Thinking About Stats



Most RPGs use stats. They're usually the first thing you do when creating a character and so common that you don't even think about it. When I stop and consider the role stats play in the fabric of an RPG it breaks down to three main things:

Stats are important as benchmarks.
Stats connect a character to the game's world by providing a context for how their skills and abilities fit into that world. RPGs are about having fun while interacting with a fictional world, and stats are the reference point that helps you determine what shape that interaction takes. They guide how your character might face a problem, what sort of solution they would come up with, and how well it would work.

Stats should be random.
Rolling for your character's stats creates challenges for them and sets them up to develop through play. If you wanted to play a wizard but rolled a low INT you have a choice: Reroll your stats until you get a set of numbers you like, or use the low INT and run with it. Be a sadsack wizard who's questing to become more powerful and focus on raising that stat throughout the game. Those decisions can't really come up if you use a non-random method like point buy to generate your stats. Randomness creates more interesting options to play with.

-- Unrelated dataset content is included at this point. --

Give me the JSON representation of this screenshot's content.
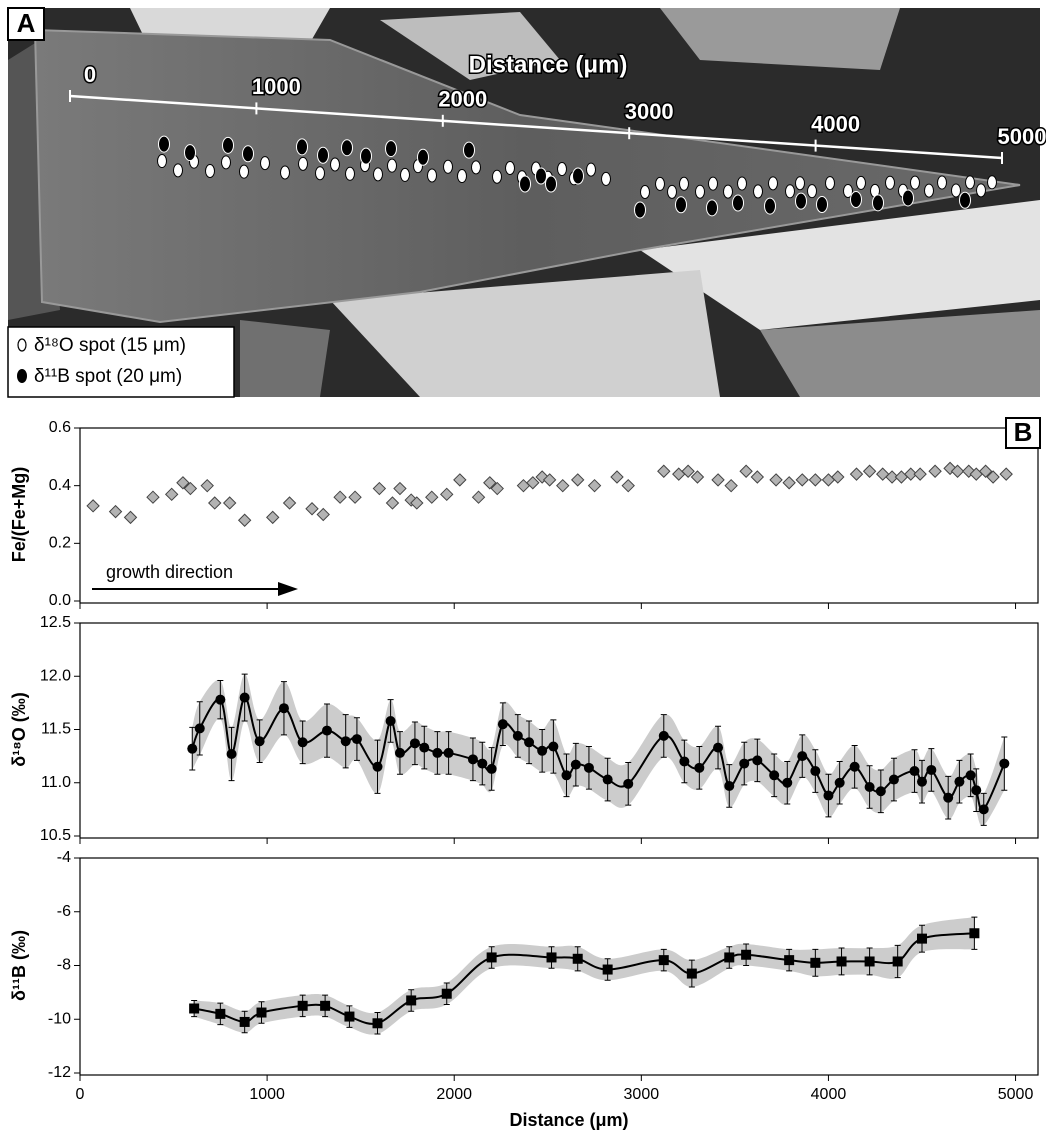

Higher stats aren't better.
Most folks assume players will choose higher stats for their characters if given the opportunity and that higher equals better, but high stats can be boring. Taking risks is part of playing games and where's the risk when you know your rolls will succeed because of your good stats? It's usually more fun to have a solidly mediocre statline and let RP carry the game, abysmally low stats the require extreme cleverness, or a wildly inconsistent assortment of high and low than it is to have high stats across the board.